Phylogenetic models also offer an alternative route to estimating the total number of infections in an epidemic. The key insight here is that a large number of infections will contain more genetic diversity than a small number of infections. So if we find sampled infections in a region that are all quite genetically distinct from each other, we deduce that there is a large number of undetected infections in that region (so long as multiple introductions can be ruled out by aforementioned approach). This feeds into questions like what proportion of the total number of infections are being detected as confirmed cases.

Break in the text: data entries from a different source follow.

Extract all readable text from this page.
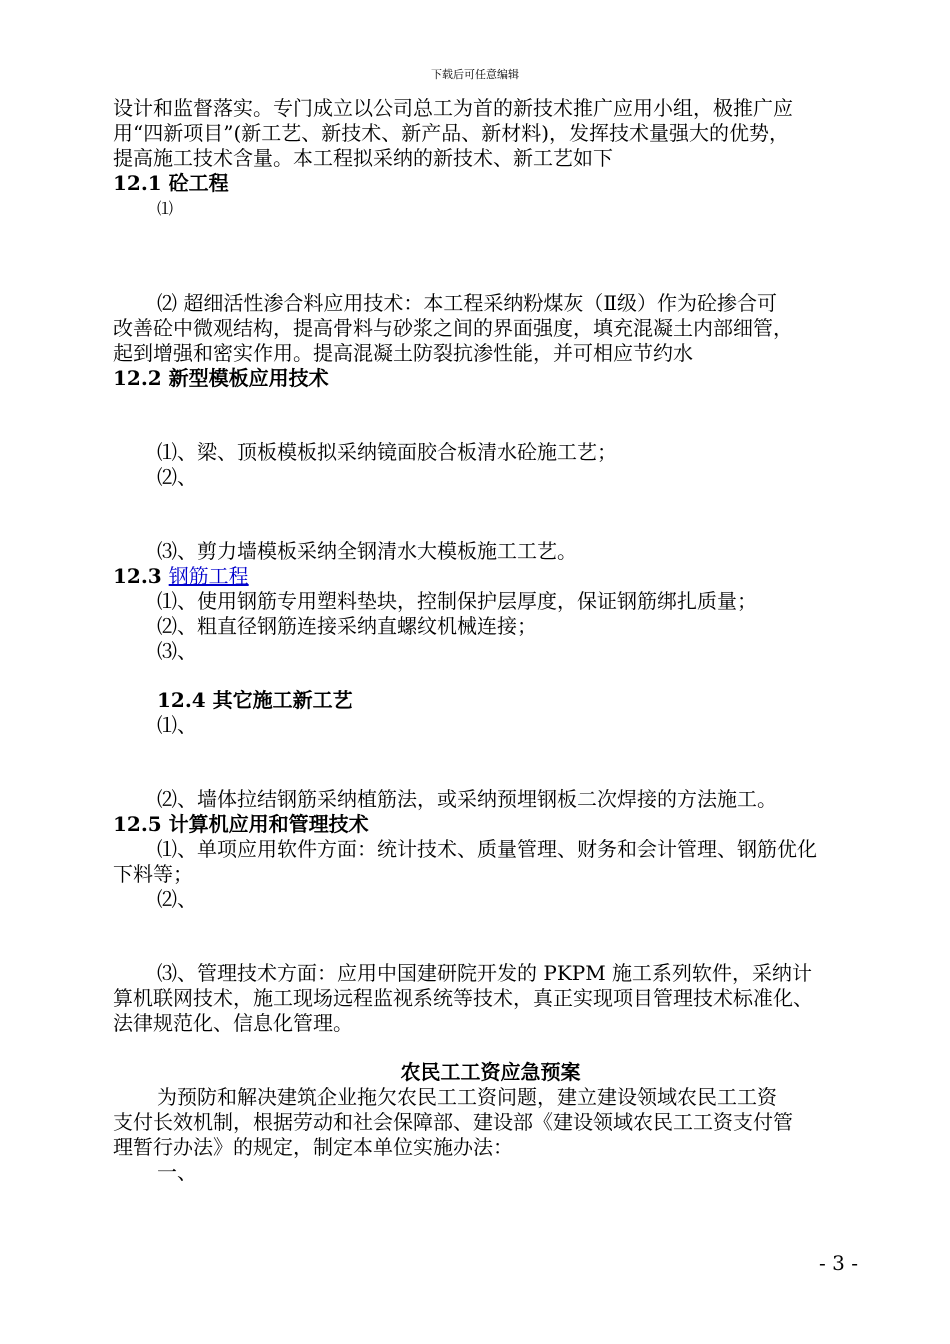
下载后可任意编辑

设计和监督落实。专门成立以公司总工为首的新技术推广应用小组，极推广应

用“四新项目”(新工艺、新技术、新产品、新材料)，发挥技术量强大的优势，

提高施工技术含量。本工程拟采纳的新技术、新工艺如下

12.1 砼工程

⑴

⑵ 超细活性渗合料应用技术：本工程采纳粉煤灰（Ⅱ级）作为砼掺合可

改善砼中微观结构，提高骨料与砂浆之间的界面强度，填充混凝土内部细管，

起到增强和密实作用。提高混凝土防裂抗渗性能，并可相应节约水

12.2 新型模板应用技术

⑴、梁、顶板模板拟采纳镜面胶合板清水砼施工艺；

⑵、

⑶、剪力墙模板采纳全钢清水大模板施工工艺。

12.3 钢筋工程

⑴、使用钢筋专用塑料垫块，控制保护层厚度，保证钢筋绑扎质量；

⑵、粗直径钢筋连接采纳直螺纹机械连接；

⑶、

12.4 其它施工新工艺

⑴、

⑵、墙体拉结钢筋采纳植筋法，或采纳预埋钢板二次焊接的方法施工。

12.5 计算机应用和管理技术

⑴、单项应用软件方面：统计技术、质量管理、财务和会计管理、钢筋优化

下料等；

⑵、

⑶、管理技术方面：应用中国建研院开发的 PKPM 施工系列软件，采纳计

算机联网技术，施工现场远程监视系统等技术，真正实现项目管理技术标准化、

法律规范化、信息化管理。

农民工工资应急预案

为预防和解决建筑企业拖欠农民工工资问题，建立建设领域农民工工资

支付长效机制，根据劳动和社会保障部、建设部《建设领域农民工工资支付管

理暂行办法》的规定，制定本单位实施办法：

一、

- 3 -
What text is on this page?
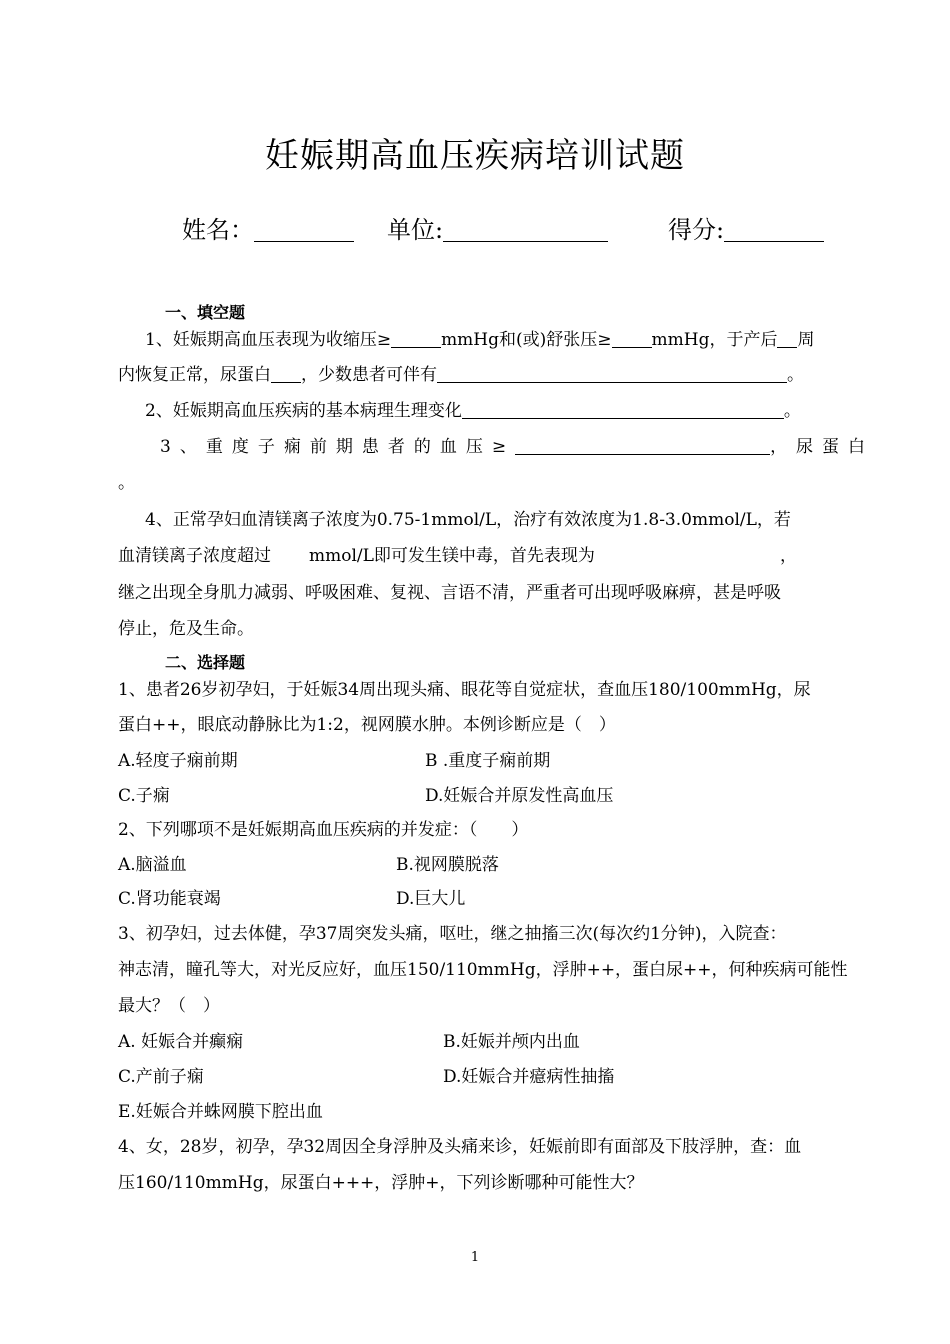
妊娠期高血压疾病培训试题
姓名：	单位:	得分:
一、填空题
1、妊娠期高血压表现为收缩压≥	mmHg和(或)舒张压≥ mmHg，于产后 周
内恢复正常，尿蛋白 ，少数患者可伴有	。
2、妊娠期高血压疾病的基本病理生理变化	。
3、重度子痫前期患者的血压≥	，尿蛋白
。
4、正常孕妇血清镁离子浓度为0.75-1mmol/L，治疗有效浓度为1.8-3.0mmol/L，若
血清镁离子浓度超过 mmol/L即可发生镁中毒，首先表现为	，
继之出现全身肌力减弱、呼吸困难、复视、言语不清，严重者可出现呼吸麻痹，甚是呼吸
停止，危及生命。
二、选择题
1、患者26岁初孕妇，于妊娠34周出现头痛、眼花等自觉症状，查血压180/100mmHg，尿
蛋白++，眼底动静脉比为1:2，视网膜水肿。本例诊断应是（　）
A.轻度子痫前期	B .重度子痫前期
C.子痫	D.妊娠合并原发性高血压
2、下列哪项不是妊娠期高血压疾病的并发症：（　　）
A.脑溢血	B.视网膜脱落
C.肾功能衰竭	D.巨大儿
3、初孕妇，过去体健，孕37周突发头痛，呕吐，继之抽搐三次(每次约1分钟)，入院查：
神志清，瞳孔等大，对光反应好，血压150/110mmHg，浮肿++，蛋白尿++，何种疾病可能性
最大？（　）
A. 妊娠合并癫痫	B.妊娠并颅内出血
C.产前子痫	D.妊娠合并癔病性抽搐
E.妊娠合并蛛网膜下腔出血
4、女，28岁，初孕，孕32周因全身浮肿及头痛来诊，妊娠前即有面部及下肢浮肿，查：血
压160/110mmHg，尿蛋白+++，浮肿+，下列诊断哪种可能性大？
1
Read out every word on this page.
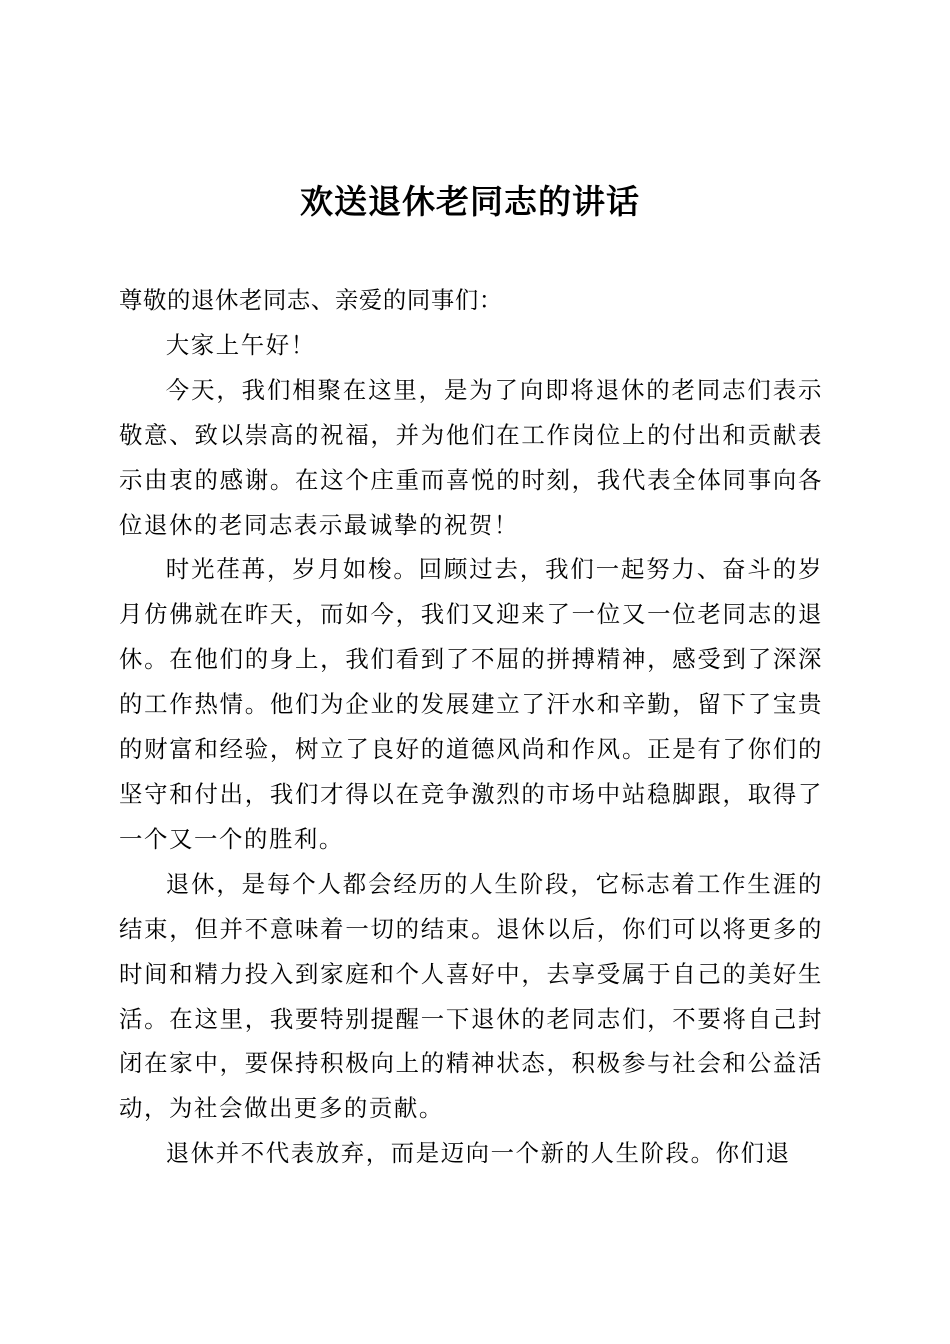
欢送退休老同志的讲话

尊敬的退休老同志、亲爱的同事们：

大家上午好！

今天，我们相聚在这里，是为了向即将退休的老同志们表示敬意、致以崇高的祝福，并为他们在工作岗位上的付出和贡献表示由衷的感谢。在这个庄重而喜悦的时刻，我代表全体同事向各位退休的老同志表示最诚挚的祝贺！

时光荏苒，岁月如梭。回顾过去，我们一起努力、奋斗的岁月仿佛就在昨天，而如今，我们又迎来了一位又一位老同志的退休。在他们的身上，我们看到了不屈的拼搏精神，感受到了深深的工作热情。他们为企业的发展建立了汗水和辛勤，留下了宝贵的财富和经验，树立了良好的道德风尚和作风。正是有了你们的坚守和付出，我们才得以在竞争激烈的市场中站稳脚跟，取得了一个又一个的胜利。

退休，是每个人都会经历的人生阶段，它标志着工作生涯的结束，但并不意味着一切的结束。退休以后，你们可以将更多的时间和精力投入到家庭和个人喜好中，去享受属于自己的美好生活。在这里，我要特别提醒一下退休的老同志们，不要将自己封闭在家中，要保持积极向上的精神状态，积极参与社会和公益活动，为社会做出更多的贡献。

退休并不代表放弃，而是迈向一个新的人生阶段。你们退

Increasingly, researchers working in this area are moving towards combining mathematical and phylogenetic approaches. Since genetic diversity in the virus and the number of cases are related, estimates of the genetic diversity through time that can be obtained from the phylogenetic models lead to estimates of the number of cases through time which is what the mathematical models are designed to handle. Using these models together, with common parameters and using as much data as possible at once leads to more robust estimates and a fuller understanding of the epidemic.
Professor Alexei Drummond is Director of the Centre for Computational Biology at the University of Auckland. Dr David Welch is a Senior Lecturer in the School of Computer Science at the University of Auckland. Both are currently involved in the National Crisis Management Centre response to the New Zealand Covid-19 epidemic.